Ortaokul ve lise dönemim, babamın görev yaptığı okullarda devam etti. İlkokuldan sonra ulaşım büyük bir problemdi, otomobili -en azından hemen- alacak durumda değildik. Bu sebeple 1 yıl yine eğitime ara vermek zorunda kalsam da 1 yıl sonra tekrar başladığım eğitim hayatım, 1995 yılında Uludağ Üniversitesi Bilgisayar Programcılığı bölümünden dereceyle mezun olarak tamamlandı.
Okul tamamdı, ama ya iş nasıl olacaktı? Elbette ki hemen olamadı. Mimari engeller, ulaşım gibi sorunlar sebebiyle 2,5 yıl iş bulamadım. Bu süreçte yazdığım şiirleri bilgisayarda resimledim, ilk şiir kitabımı yayımladım. Açtığım iki sergi ve bu kitapla kamuoyunun dikkatini çekmeyi ve iş bulmayı amaçladım. 1998 yılında Bursa Büyükşehir Belediyesi’nde iş buldum ve evime yakın Belediye Huzurevine 8 yıl bilfiil akülü tekerlekli sandalyemle gidip gelerek çalıştım.

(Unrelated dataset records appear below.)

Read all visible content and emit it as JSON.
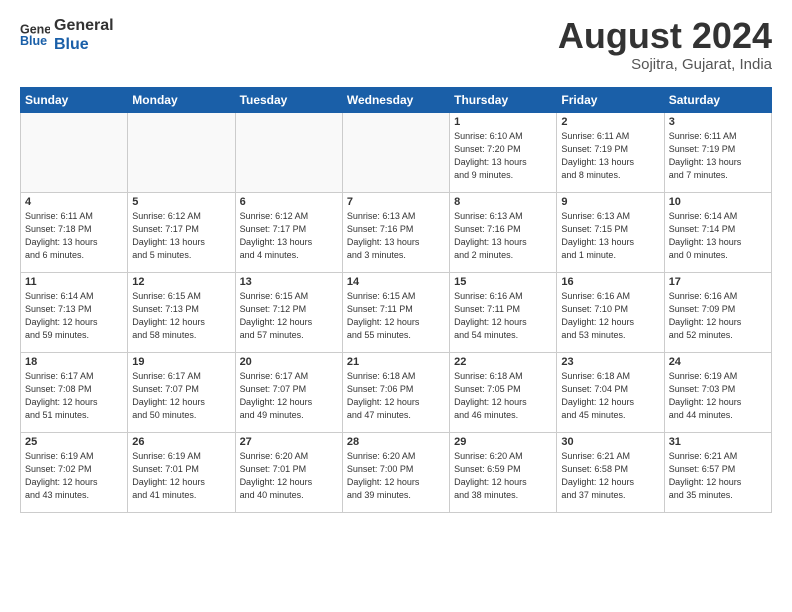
{
  "logo": {
    "general": "General",
    "blue": "Blue"
  },
  "header": {
    "month": "August 2024",
    "location": "Sojitra, Gujarat, India"
  },
  "weekdays": [
    "Sunday",
    "Monday",
    "Tuesday",
    "Wednesday",
    "Thursday",
    "Friday",
    "Saturday"
  ],
  "weeks": [
    [
      {
        "day": "",
        "info": ""
      },
      {
        "day": "",
        "info": ""
      },
      {
        "day": "",
        "info": ""
      },
      {
        "day": "",
        "info": ""
      },
      {
        "day": "1",
        "info": "Sunrise: 6:10 AM\nSunset: 7:20 PM\nDaylight: 13 hours\nand 9 minutes."
      },
      {
        "day": "2",
        "info": "Sunrise: 6:11 AM\nSunset: 7:19 PM\nDaylight: 13 hours\nand 8 minutes."
      },
      {
        "day": "3",
        "info": "Sunrise: 6:11 AM\nSunset: 7:19 PM\nDaylight: 13 hours\nand 7 minutes."
      }
    ],
    [
      {
        "day": "4",
        "info": "Sunrise: 6:11 AM\nSunset: 7:18 PM\nDaylight: 13 hours\nand 6 minutes."
      },
      {
        "day": "5",
        "info": "Sunrise: 6:12 AM\nSunset: 7:17 PM\nDaylight: 13 hours\nand 5 minutes."
      },
      {
        "day": "6",
        "info": "Sunrise: 6:12 AM\nSunset: 7:17 PM\nDaylight: 13 hours\nand 4 minutes."
      },
      {
        "day": "7",
        "info": "Sunrise: 6:13 AM\nSunset: 7:16 PM\nDaylight: 13 hours\nand 3 minutes."
      },
      {
        "day": "8",
        "info": "Sunrise: 6:13 AM\nSunset: 7:16 PM\nDaylight: 13 hours\nand 2 minutes."
      },
      {
        "day": "9",
        "info": "Sunrise: 6:13 AM\nSunset: 7:15 PM\nDaylight: 13 hours\nand 1 minute."
      },
      {
        "day": "10",
        "info": "Sunrise: 6:14 AM\nSunset: 7:14 PM\nDaylight: 13 hours\nand 0 minutes."
      }
    ],
    [
      {
        "day": "11",
        "info": "Sunrise: 6:14 AM\nSunset: 7:13 PM\nDaylight: 12 hours\nand 59 minutes."
      },
      {
        "day": "12",
        "info": "Sunrise: 6:15 AM\nSunset: 7:13 PM\nDaylight: 12 hours\nand 58 minutes."
      },
      {
        "day": "13",
        "info": "Sunrise: 6:15 AM\nSunset: 7:12 PM\nDaylight: 12 hours\nand 57 minutes."
      },
      {
        "day": "14",
        "info": "Sunrise: 6:15 AM\nSunset: 7:11 PM\nDaylight: 12 hours\nand 55 minutes."
      },
      {
        "day": "15",
        "info": "Sunrise: 6:16 AM\nSunset: 7:11 PM\nDaylight: 12 hours\nand 54 minutes."
      },
      {
        "day": "16",
        "info": "Sunrise: 6:16 AM\nSunset: 7:10 PM\nDaylight: 12 hours\nand 53 minutes."
      },
      {
        "day": "17",
        "info": "Sunrise: 6:16 AM\nSunset: 7:09 PM\nDaylight: 12 hours\nand 52 minutes."
      }
    ],
    [
      {
        "day": "18",
        "info": "Sunrise: 6:17 AM\nSunset: 7:08 PM\nDaylight: 12 hours\nand 51 minutes."
      },
      {
        "day": "19",
        "info": "Sunrise: 6:17 AM\nSunset: 7:07 PM\nDaylight: 12 hours\nand 50 minutes."
      },
      {
        "day": "20",
        "info": "Sunrise: 6:17 AM\nSunset: 7:07 PM\nDaylight: 12 hours\nand 49 minutes."
      },
      {
        "day": "21",
        "info": "Sunrise: 6:18 AM\nSunset: 7:06 PM\nDaylight: 12 hours\nand 47 minutes."
      },
      {
        "day": "22",
        "info": "Sunrise: 6:18 AM\nSunset: 7:05 PM\nDaylight: 12 hours\nand 46 minutes."
      },
      {
        "day": "23",
        "info": "Sunrise: 6:18 AM\nSunset: 7:04 PM\nDaylight: 12 hours\nand 45 minutes."
      },
      {
        "day": "24",
        "info": "Sunrise: 6:19 AM\nSunset: 7:03 PM\nDaylight: 12 hours\nand 44 minutes."
      }
    ],
    [
      {
        "day": "25",
        "info": "Sunrise: 6:19 AM\nSunset: 7:02 PM\nDaylight: 12 hours\nand 43 minutes."
      },
      {
        "day": "26",
        "info": "Sunrise: 6:19 AM\nSunset: 7:01 PM\nDaylight: 12 hours\nand 41 minutes."
      },
      {
        "day": "27",
        "info": "Sunrise: 6:20 AM\nSunset: 7:01 PM\nDaylight: 12 hours\nand 40 minutes."
      },
      {
        "day": "28",
        "info": "Sunrise: 6:20 AM\nSunset: 7:00 PM\nDaylight: 12 hours\nand 39 minutes."
      },
      {
        "day": "29",
        "info": "Sunrise: 6:20 AM\nSunset: 6:59 PM\nDaylight: 12 hours\nand 38 minutes."
      },
      {
        "day": "30",
        "info": "Sunrise: 6:21 AM\nSunset: 6:58 PM\nDaylight: 12 hours\nand 37 minutes."
      },
      {
        "day": "31",
        "info": "Sunrise: 6:21 AM\nSunset: 6:57 PM\nDaylight: 12 hours\nand 35 minutes."
      }
    ]
  ]
}
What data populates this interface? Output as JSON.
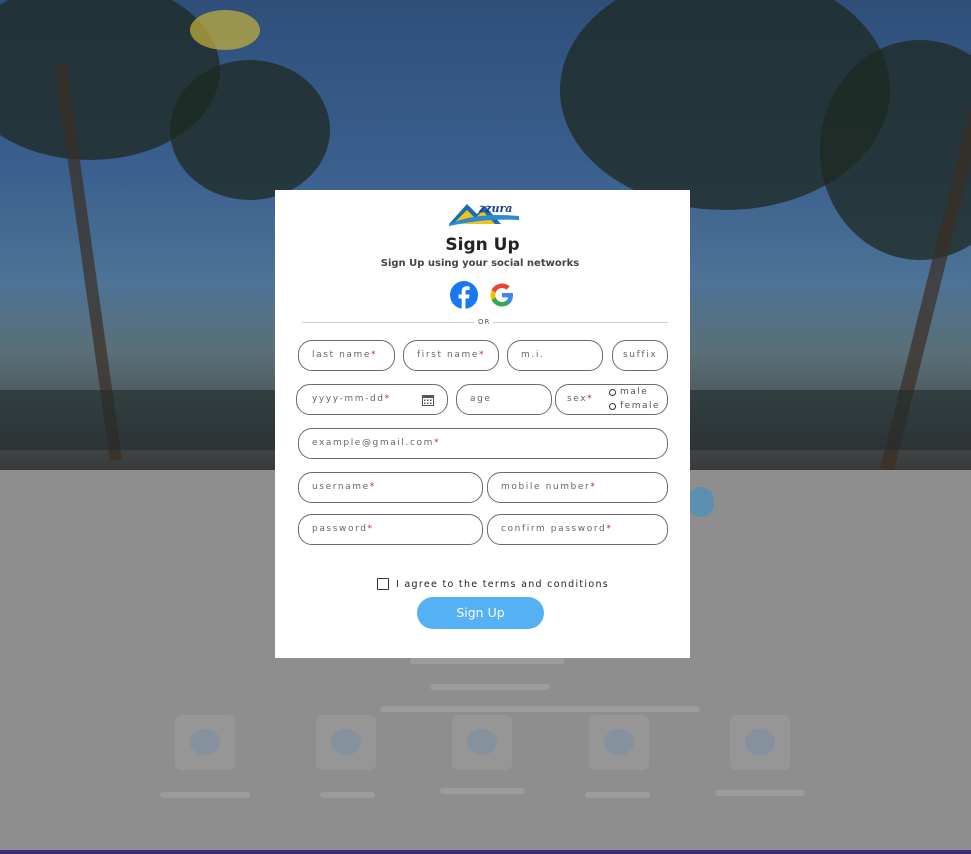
{
  "modal": {
    "title": "Sign Up",
    "subtitle": "Sign Up using your social networks",
    "or_text": "OR",
    "fields": {
      "last_name": "last name",
      "first_name": "first name",
      "middle_initial": "m.i.",
      "suffix": "suffix",
      "birthdate": "yyyy-mm-dd",
      "age": "age",
      "sex": "sex",
      "email": "example@gmail.com",
      "username": "username",
      "mobile_number": "mobile number",
      "password": "password",
      "confirm_password": "confirm password"
    },
    "required_marker": "*",
    "sex_options": [
      "male",
      "female"
    ],
    "agree_text": "I agree to the terms and conditions",
    "signup_button": "Sign Up",
    "social": {
      "facebook": "facebook-icon",
      "google": "google-icon"
    }
  },
  "colors": {
    "accent": "#55b1f4",
    "required": "#d02020",
    "bottom_bar": "#3b2a80"
  }
}
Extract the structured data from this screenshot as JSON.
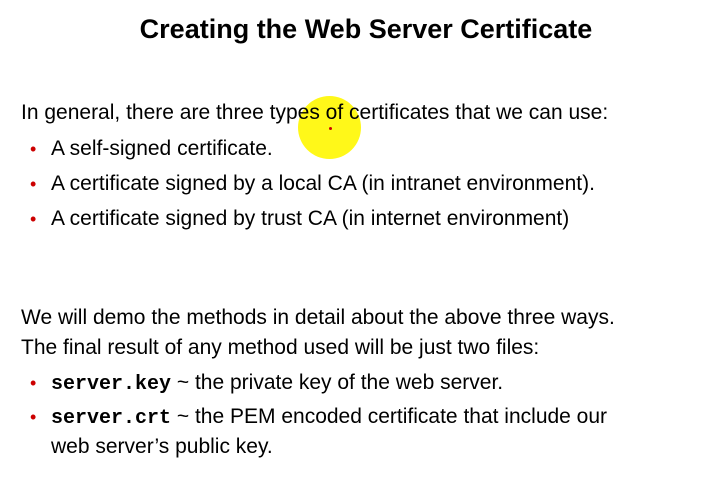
{
  "slide": {
    "title": "Creating the Web Server Certificate",
    "intro": "In general, there are three types of certificates that we can use:",
    "types": [
      "A self-signed certificate.",
      "A certificate signed by a local CA (in intranet environment).",
      "A certificate signed by trust CA (in internet environment)"
    ],
    "demo_line1": "We will demo the methods in detail about the above three ways.",
    "demo_line2": "The final result of any method used will be just two files:",
    "files": [
      {
        "name": "server.key",
        "description": " ~ the private key of the web server."
      },
      {
        "name": "server.crt",
        "description": " ~ the PEM encoded certificate that include our",
        "description_cont": "web server’s public key."
      }
    ],
    "bullet_glyph": "•"
  },
  "colors": {
    "bullet": "#cc0000",
    "text": "#000000",
    "pointer_highlight": "#fff700",
    "background": "#ffffff"
  }
}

Halen, Türkiye Halk Sağlığı Kurumu Bursa Halk Sağlığı Müdürlüğüne bağlı Yıldırım TSM KETEM (Kanser Erken Teşhis, Tarama ve Eğitim Merkezi)'de Bilgisayar Programcısı olarak çalışmaya devam etmekteyim.
1996-2009 yılları arasında biri yurt dışında olmak üzere 4 sergiye imza atmakla beraber, iki şiir ve bir hikâye olmak üzere yayımlanmış üç kitabım bulunmaktadır.
Bununla beraber, 2012 yılında, Dünya CPliler Birliğince düzenlenip ülkemizde Türkiye Spastik Çocuklar Vakfı (TSÇV) tarafından desteklenen '1 Dakikada Dünyamı Değiştir' Kampanyasında 'güneş enerjili tekerlekli sandalye' fikrimle birinci oldum.
Sevgili Kardeşlerim ve Onların Kıymetli Aileleri;
Anne baba olmak, bu dünyada insan denen varlığa bahşedilmiş bir lütuftur. Çünkü böylece, en sıradan kabul edilen insanın dahi, ilk insandan son insana kadar uzanan o büyük zincirin bir halkası olması mümkündür. Evladı ister engelli olsun, ister olmasın, anne babaların nihai hedefi evlatlarının imkanlar dahilinde, olabildiğince özgür bir birey olarak yaşayabilmesini sağlamak olmalıdır.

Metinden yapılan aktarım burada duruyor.